The vaccine is given in three doses, the second dose being 1-2 months after the first and the third at 6 months after the first. The vaccine is not given to pregnant women and very ill people should wait until feeling better. The girls we talked with said that, at every vaccination session, nurses enquired about pregnancy or illness. And nurses also asked about any allergic reactions to a previous dose of HPV vaccine. Young people were also aware that if they missed the vaccination date at school they could have it done at their GP surgery. Concerns about having the vaccine were mostly limited to whether the injection would hurt.

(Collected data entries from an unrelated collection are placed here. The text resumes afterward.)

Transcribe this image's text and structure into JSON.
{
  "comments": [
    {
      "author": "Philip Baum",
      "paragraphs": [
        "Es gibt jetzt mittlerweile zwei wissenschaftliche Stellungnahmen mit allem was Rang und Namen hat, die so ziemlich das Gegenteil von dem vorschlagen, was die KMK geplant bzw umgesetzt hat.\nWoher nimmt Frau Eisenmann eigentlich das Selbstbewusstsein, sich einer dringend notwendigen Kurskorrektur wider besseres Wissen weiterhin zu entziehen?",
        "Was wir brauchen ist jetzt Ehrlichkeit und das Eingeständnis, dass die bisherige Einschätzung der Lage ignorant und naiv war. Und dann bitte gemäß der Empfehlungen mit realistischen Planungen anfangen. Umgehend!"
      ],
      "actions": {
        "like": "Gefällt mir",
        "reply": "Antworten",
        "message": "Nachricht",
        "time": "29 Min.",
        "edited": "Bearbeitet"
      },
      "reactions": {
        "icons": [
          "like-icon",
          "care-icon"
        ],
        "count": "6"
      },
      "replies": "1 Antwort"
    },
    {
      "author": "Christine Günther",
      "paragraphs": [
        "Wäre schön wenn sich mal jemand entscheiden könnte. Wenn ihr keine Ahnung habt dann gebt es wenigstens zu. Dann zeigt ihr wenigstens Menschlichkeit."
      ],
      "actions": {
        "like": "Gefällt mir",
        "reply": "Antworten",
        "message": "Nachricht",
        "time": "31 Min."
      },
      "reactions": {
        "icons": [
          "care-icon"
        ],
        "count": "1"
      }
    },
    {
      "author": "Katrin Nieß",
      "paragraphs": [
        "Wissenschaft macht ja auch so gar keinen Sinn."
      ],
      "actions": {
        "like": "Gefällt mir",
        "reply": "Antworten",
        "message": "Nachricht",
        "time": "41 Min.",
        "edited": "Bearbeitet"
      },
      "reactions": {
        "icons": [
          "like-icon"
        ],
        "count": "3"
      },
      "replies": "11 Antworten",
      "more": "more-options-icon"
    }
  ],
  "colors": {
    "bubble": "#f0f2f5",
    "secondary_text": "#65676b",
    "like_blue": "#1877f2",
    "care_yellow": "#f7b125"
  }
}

All the girls we talked with were told by nurses to get in touch with their doctor or a nurse if they felt unwell after having a dose of the vaccine. Some had a mild reaction after the injection. Mild problems include redness, tenderness, or swelling where the injection is given.
Young women we talked with said they would welcome more information. They felt that, at the time of getting the vaccine, they were too young to understand it all or thought that not enough information was made available to them by nurses giving the talk. School assemblies, citizenship lessons or leaflets were all thought to be good ways to provide further information.
Lara completed the vaccination programme in 2013 and feels she had enough information to understand the health risks of the papilloma virus and the benefits of the HPV vaccine.
All of the young people we talked with understood that the HPV vaccine does not protect against unwanted pregnancy or any other sexually transmitted infection (STI). They knew that only a condom can help prevent a STI. Similarly, young people saw no relationship between having the HPV vaccine and sexual behaviour, but stressed the importance of using contraception if, and when they became sexually active.
The parents of the young women we talked with seemed to have supported and encouraged their daughters to get vaccinated but they knew of friends whose parents felt differently and didn’t consent for their daughters to get the HPV vaccine.